ただ、最大出力を発生する回転数が大きく違います。CBは11,500回転、ZX-4Rは14,500回転です。ここでエンジン特性が大きく異なる、ということが分かります。
CBよりもZX-4Rの方が高回転型の4気筒であり、CBは2気筒スポーツバイクのような回転数にピーク出力を割り振っています。
また、最大トルクもZX-4Rが14,500回転で発揮するのに対してCBは9,750回転と、これまた僕のYZF-R3のようなところにピークがあります。つまり、2気筒のスポーツエンジンのようなポイントにあえて抑えている、と考えられます。
車重はどちらも200kgを切る187kgと190kg。若干CBの方がZX-4Rよりも軽いです。カウル付きのCBRがCBと同じ重量なのは、燃料タンク容量が1L低いからでしょう。どちらも取り回しのいい400cc4気筒と言えます。
ホイールベースは、CBとCBRが1,405mm、ZX-4Rは1,380mmです。つまり安定指向なのはCBの方で、より運動性能に振っているのがZX-4Rということになります。
燃費は圧倒的にCBの方が上回っていて、23.1km/Lとなっています。ZX-4Rもレギュラー指定ながら19.5km/Lと数値的にはそこそこ悪くない、と思います。航続距離はCBが346.5km、ZX-4Rが292.2kmとなっています。
日常使いに向いたCBとスポーツ型のZX-4R

スペック上の比較だけでも、CBよりもZX-4Rの方が高回転型で、より高出力なエンジンであることは、間違いありません。ただ、より中低速からトルクや最大出力を発揮するCBの方が普段使いでは扱いやすいと言えます。
また、取り回しはバーハンドルのCBの方が分があります。ZX-4Rには、ネオクラシックタイプがないため、単純に比較はしにくい問題ですが。シート高は、CBとCBRが780mm、ZX-4Rが800mmとなっています。

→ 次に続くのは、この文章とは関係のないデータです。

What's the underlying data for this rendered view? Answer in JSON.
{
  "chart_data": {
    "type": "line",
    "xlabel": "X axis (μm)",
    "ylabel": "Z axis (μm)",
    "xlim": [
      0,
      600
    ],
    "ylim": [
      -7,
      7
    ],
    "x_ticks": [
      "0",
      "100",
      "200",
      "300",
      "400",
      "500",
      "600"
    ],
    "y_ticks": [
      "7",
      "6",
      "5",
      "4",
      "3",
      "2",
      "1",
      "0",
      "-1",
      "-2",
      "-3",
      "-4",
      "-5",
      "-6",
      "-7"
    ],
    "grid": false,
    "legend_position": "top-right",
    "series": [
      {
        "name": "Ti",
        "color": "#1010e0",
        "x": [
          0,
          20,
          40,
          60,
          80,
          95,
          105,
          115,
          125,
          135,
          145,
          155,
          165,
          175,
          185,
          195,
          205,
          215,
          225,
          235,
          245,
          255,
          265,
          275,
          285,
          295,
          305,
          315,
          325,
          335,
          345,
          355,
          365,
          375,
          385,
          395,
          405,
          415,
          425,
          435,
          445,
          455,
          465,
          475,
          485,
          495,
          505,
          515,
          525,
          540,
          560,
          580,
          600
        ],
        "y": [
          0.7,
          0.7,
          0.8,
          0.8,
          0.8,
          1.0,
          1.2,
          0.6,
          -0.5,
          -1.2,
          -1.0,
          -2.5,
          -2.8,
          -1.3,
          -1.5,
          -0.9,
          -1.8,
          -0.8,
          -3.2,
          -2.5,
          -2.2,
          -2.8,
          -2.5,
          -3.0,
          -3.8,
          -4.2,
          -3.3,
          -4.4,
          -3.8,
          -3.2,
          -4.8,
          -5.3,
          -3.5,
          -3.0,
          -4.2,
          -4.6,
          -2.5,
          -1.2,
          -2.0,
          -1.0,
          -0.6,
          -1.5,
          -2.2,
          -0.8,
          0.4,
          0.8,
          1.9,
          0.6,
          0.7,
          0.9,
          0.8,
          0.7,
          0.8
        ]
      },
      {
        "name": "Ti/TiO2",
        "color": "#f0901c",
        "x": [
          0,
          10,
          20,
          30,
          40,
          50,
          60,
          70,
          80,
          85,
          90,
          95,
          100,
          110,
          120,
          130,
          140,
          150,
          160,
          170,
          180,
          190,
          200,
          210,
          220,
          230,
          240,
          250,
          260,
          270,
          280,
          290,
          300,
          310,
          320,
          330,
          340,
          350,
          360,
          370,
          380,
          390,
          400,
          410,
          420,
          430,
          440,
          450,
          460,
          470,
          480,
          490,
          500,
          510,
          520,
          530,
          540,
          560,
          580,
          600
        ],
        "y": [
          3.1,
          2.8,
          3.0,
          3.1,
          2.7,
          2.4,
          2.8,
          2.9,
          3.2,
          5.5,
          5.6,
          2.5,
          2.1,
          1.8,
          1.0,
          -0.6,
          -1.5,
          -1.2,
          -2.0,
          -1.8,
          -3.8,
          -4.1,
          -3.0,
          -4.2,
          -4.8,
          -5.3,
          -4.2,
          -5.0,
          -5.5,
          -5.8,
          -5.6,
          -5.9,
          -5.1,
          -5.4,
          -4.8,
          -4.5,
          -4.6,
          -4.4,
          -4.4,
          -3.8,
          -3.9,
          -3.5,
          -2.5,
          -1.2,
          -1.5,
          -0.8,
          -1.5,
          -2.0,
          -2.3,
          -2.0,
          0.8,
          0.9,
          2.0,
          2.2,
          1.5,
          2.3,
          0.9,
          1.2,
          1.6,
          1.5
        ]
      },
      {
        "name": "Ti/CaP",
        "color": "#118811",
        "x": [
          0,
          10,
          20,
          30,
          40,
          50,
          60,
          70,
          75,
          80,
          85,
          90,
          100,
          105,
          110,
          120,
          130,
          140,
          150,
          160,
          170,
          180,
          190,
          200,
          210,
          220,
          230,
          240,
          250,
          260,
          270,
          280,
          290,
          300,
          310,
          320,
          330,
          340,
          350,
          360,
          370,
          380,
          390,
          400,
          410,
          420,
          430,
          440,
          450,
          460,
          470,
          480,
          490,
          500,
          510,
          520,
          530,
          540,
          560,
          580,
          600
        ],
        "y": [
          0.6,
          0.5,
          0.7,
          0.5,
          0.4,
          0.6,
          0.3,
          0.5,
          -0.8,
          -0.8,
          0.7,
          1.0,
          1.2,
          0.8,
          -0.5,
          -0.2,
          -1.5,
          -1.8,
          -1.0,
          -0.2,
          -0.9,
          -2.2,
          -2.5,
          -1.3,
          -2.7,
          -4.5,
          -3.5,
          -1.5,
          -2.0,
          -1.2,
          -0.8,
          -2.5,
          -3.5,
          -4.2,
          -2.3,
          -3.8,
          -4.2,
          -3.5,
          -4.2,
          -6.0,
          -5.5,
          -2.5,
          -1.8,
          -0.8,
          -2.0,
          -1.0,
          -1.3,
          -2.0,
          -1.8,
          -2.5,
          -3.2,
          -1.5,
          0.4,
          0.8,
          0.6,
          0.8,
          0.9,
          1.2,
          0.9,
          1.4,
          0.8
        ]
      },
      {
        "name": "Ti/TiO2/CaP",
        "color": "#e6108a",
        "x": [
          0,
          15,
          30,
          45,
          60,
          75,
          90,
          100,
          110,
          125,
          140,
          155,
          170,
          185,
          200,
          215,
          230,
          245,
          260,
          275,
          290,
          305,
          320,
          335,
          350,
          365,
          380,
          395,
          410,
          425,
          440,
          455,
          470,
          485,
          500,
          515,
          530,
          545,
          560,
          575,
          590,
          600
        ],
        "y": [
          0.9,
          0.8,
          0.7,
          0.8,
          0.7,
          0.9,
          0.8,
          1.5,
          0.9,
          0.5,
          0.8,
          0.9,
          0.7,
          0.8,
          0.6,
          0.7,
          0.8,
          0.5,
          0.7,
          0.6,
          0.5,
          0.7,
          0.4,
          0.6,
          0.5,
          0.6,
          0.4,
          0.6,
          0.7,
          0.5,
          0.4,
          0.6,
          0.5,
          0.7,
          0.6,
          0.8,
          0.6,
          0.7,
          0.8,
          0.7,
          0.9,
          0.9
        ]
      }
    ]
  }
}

電子制御は両方とも入っております。ただ、CBやCBRにはEクラッチが採用されており、クラッチレバーを握らなくてもシフトチェンジ出来ます。
価格はCBが一番安い税込み99万8,800円となっています。次にZX-4R SEの117万7,000円(RRは121万円)。CBRが一番高価で、119万9,000円。CBが安く感じますが、ずいぶんと値段が高くなってしまった印象があります。
スペック表だけでも、普段使いとツーリングに向いたCB(CBR)、スポーツ走行の得意なZX-4Rという感じになるかと思います。実際に乗ってみないと分からないこともありますが性能から割り出すと、こう見えるということです。